Single by Bell Biv DeVoe

from the album Poison
- Released: June 10, 1990
- Genre: New jack swing
- Length: 4:33
- Label: MCA
- Songwriters: Ricky Bell; Michael Bivins; Carl Bourelly; Ronnie DeVoe; Busta Rhymes;
- Producer: Carl Bourelly

Bell Biv DeVoe singles chronology
| "Poison" (1990) | "Do Me!" (1990) | "B.B.D. (I Thought It Was Me)?" (1990) |

= Do Me! =

1990 single by Bell Biv DeVoe

"Do Me!" is a song by American musical group Bell Biv DeVoe. The song was released in 1990 as the second single from the group's debut album, Poison (1990). A remix is included on the group's WBBD-Bootcity!: The Remix Album, released in 1991. "Do Me!" peaked at number three on the US Billboard Hot 100 chart and number eight in New Zealand while also charting in Australia, Canada, and the United Kingdom.

==Composition==
According to Billboard, the song is about sex. According to Ricky Bell, Busta Rhymes wrote the "backstage underage adolescent" lyric from the rap section of the song, performed by Michael Bivins.

==Release and reception==
In June 1990, "Do Me!" entered the US Billboard Hot 100 singles chart at number 92. In September, the song reached number three, tying previous single "Poison" as Bell Biv DeVoe's biggest hit on the Hot 100. Both songs remained on the chart for 22 weeks. Elsewhere, the single peaked at number four on the Hot Black Singles chart and number six on the Hot Dance Club Songs chart.

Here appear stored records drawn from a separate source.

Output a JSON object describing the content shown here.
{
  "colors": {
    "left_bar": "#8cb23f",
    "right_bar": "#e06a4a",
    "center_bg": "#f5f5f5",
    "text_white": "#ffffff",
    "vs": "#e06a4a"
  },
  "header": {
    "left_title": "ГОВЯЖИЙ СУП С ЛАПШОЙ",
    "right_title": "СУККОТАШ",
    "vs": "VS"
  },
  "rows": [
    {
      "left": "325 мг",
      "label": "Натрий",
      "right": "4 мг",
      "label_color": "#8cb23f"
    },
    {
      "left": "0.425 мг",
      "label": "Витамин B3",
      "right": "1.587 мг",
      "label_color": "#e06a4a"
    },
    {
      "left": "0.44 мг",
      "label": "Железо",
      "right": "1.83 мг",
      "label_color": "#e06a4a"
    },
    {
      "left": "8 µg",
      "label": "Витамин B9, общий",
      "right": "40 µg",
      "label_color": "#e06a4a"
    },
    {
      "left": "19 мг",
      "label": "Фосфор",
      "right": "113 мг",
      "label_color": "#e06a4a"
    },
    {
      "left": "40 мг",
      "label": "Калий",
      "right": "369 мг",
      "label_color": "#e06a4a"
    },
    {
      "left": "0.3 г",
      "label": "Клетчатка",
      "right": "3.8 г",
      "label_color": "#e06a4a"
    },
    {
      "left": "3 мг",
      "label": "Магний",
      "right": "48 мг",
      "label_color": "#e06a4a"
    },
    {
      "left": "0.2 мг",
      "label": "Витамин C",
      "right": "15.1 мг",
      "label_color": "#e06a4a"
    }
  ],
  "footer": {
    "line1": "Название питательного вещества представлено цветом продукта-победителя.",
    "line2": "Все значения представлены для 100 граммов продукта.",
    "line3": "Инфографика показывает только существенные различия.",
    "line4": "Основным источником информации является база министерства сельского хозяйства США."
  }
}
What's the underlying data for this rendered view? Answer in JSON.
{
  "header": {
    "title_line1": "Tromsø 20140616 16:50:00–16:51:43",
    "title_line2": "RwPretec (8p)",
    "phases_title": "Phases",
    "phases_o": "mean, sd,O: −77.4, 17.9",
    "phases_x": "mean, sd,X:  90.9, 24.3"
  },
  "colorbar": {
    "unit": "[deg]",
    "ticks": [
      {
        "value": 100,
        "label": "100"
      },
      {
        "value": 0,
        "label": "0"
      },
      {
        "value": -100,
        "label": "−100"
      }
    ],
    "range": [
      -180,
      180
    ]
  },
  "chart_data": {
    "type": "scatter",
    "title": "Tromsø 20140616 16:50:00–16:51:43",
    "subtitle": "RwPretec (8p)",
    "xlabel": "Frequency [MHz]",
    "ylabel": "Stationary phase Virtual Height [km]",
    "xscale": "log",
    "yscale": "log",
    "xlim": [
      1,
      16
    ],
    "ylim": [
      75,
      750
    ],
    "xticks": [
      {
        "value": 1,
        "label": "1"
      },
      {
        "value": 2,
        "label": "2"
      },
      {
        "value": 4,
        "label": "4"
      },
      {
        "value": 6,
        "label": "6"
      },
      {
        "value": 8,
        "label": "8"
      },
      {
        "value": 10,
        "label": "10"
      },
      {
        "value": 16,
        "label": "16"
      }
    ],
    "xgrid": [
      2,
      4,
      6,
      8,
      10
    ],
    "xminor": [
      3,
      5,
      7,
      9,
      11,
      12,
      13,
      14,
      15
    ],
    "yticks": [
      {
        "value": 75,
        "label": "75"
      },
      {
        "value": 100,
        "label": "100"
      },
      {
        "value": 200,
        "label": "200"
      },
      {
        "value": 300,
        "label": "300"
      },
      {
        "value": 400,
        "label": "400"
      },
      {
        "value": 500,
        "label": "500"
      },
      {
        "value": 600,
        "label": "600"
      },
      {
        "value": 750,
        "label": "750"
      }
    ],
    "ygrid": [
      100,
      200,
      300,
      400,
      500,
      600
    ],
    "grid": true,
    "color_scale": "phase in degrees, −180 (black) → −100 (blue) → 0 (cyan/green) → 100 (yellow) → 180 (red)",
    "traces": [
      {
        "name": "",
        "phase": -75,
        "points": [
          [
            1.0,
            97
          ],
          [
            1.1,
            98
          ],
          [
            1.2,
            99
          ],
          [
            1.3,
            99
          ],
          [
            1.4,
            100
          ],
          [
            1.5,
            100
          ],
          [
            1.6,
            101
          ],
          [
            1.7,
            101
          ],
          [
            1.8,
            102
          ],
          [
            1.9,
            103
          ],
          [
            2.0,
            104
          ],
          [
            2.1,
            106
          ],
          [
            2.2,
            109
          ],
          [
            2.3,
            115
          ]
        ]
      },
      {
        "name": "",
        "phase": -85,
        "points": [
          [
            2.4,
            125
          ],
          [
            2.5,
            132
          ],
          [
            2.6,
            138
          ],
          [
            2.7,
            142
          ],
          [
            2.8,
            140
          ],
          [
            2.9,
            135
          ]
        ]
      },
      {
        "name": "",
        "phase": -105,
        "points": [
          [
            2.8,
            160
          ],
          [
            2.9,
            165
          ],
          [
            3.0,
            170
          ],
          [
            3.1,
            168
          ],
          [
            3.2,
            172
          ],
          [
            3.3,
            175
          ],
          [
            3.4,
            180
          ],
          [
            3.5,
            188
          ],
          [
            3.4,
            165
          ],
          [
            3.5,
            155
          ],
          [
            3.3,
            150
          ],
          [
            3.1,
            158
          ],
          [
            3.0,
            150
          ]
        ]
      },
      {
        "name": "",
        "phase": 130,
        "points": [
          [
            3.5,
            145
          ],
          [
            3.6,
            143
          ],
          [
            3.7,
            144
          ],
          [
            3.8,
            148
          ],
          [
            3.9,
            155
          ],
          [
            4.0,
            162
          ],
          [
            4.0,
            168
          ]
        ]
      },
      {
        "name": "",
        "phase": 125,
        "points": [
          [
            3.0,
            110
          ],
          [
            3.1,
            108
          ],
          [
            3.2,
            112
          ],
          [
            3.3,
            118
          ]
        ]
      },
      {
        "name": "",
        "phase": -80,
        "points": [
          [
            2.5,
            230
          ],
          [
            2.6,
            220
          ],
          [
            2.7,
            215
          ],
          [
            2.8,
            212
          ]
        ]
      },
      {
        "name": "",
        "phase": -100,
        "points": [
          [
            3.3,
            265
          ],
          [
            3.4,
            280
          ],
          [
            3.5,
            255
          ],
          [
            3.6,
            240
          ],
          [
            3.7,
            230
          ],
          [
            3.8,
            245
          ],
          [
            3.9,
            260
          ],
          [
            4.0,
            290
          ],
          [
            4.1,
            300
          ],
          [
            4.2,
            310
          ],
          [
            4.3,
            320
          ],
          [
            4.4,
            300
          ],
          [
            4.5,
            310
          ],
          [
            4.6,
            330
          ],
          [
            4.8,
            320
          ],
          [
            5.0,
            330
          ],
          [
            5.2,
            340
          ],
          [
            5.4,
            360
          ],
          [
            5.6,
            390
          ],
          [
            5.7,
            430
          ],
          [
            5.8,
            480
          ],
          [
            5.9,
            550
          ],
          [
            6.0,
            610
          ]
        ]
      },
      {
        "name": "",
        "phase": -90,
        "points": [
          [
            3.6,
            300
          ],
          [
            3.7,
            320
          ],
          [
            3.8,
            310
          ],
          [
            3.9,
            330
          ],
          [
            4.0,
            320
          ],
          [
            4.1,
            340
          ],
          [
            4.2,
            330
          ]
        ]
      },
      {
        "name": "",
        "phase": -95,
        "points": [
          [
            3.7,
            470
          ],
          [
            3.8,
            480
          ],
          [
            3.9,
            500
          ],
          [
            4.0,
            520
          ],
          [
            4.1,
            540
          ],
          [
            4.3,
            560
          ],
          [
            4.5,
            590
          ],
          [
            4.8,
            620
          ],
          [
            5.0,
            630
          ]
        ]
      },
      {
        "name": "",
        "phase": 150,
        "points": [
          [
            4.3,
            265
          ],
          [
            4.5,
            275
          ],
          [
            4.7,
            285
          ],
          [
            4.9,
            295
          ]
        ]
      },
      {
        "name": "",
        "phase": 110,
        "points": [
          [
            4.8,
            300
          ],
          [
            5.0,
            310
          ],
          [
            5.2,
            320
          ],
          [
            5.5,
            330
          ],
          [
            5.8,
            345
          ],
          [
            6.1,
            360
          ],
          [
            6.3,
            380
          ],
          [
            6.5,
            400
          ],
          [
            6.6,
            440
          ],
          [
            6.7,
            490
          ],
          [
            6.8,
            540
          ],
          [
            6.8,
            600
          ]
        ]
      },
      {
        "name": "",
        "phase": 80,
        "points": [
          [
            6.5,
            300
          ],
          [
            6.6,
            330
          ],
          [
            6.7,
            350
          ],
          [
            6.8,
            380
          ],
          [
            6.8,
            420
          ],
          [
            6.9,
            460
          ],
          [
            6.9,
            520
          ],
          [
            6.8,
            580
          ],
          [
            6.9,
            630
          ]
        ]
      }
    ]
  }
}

The song ranked at number 11 on the Billboard Year-End chart for 1990.

==Legacy==
Davitt Sigerson called the song a "landmark in priapic obsession," and added, "If the true spirit of the male love jones could speak, its words would be B.B.D.'s: 'Slap it up, flip it, rub it down, oh no!'"

==Track listings==
- 7-inch vinyl (US, UK)
1. "Do Me!" – 4:33
2. "Do Me!" (instrumental) – 4:33

- 12-inch vinyl (US)
3. "Do Me!" (Mentality Hip Hop remix) – 8:53
4. "Do Me!" (East Coast Mental mix) – 5:37
5. "Do Me!" (Smoothed Out version) – 3:15

- CD maxi single (US)
6. "Do Me!" (Mentality Hip Hop remix) – 8:53
7. "Do Me!" (East Coast Mental mix) – 5:37
8. "Do Me!" (Smoothed Out version) – 3:15
9. "Do Me!" (Mental mix) – 6:17

==Charts==

===Weekly charts===

| Chart (1990) | Peak position |
|---|---|
| Australia (ARIA) | 60 |
| Canada Top Singles (RPM) | 61 |
| Canada Dance/Urban (RPM) | 3 |
| New Zealand (Recorded Music NZ) | 8 |
| UK Singles (Official Charts) | 56 |
| US Billboard Hot 100 | 3 |
| US Dance Club Songs (Billboard) | 6 |
| US Dance Singles Sales (Billboard) | 2 |
| US Hot R&B/Hip-Hop Songs (Billboard) | 4 |
| US Cash Box Top 100 | 5 |

===Year-end charts===

| Chart (1990) | Position |
|---|---|
| Canada Dance/Urban (RPM) | 49 |
| New Zealand (RIANZ) | 38 |
| US Billboard Hot 100 | 11 |
| US 12-inch Singles Sales (Billboard) | 22 |
| US Hot R&B Singles (Billboard) | 24 |
| US Cash Box Top 100 | 38 |

==Release history==

| Region | Date | Format(s) | Label(s) | Ref. |
| United States | June 10, 1990 | 7-inch vinyl; 12-inch vinyl; CD; cassette; | MCA | ^{[citation needed]} |
| Japan | July 25, 1990 | Mini-CD |  |
| Australia | August 20, 1990 | 7-inch vinyl; 12-inch vinyl; cassette; |  |
| United Kingdom | September 10, 1990 | 7-inch vinyl; 12-inch vinyl; CD; cassette; |  |
| September 17, 1990 | 12-inch remix vinyl |  |
| Australia | October 8, 1990 | CD |  |

==In popular culture==

"Do Me!" was featured during a scene in the 2002 romantic comedy film 40 Days and 40 Nights and a second season episode of the television series Pose. A parody of the song by cover band and comedy act Richard Cheese and Lounge Against the Machine appears on their 2005 album Aperitif for Destruction. The song was covered by "Weird Al" Yankovic for his polka medley "Polka Your Eyes Out" from his 1992 album Off the Deep End. TV star Jensen Ackles sang this song in the season three gag reel of Supernatural.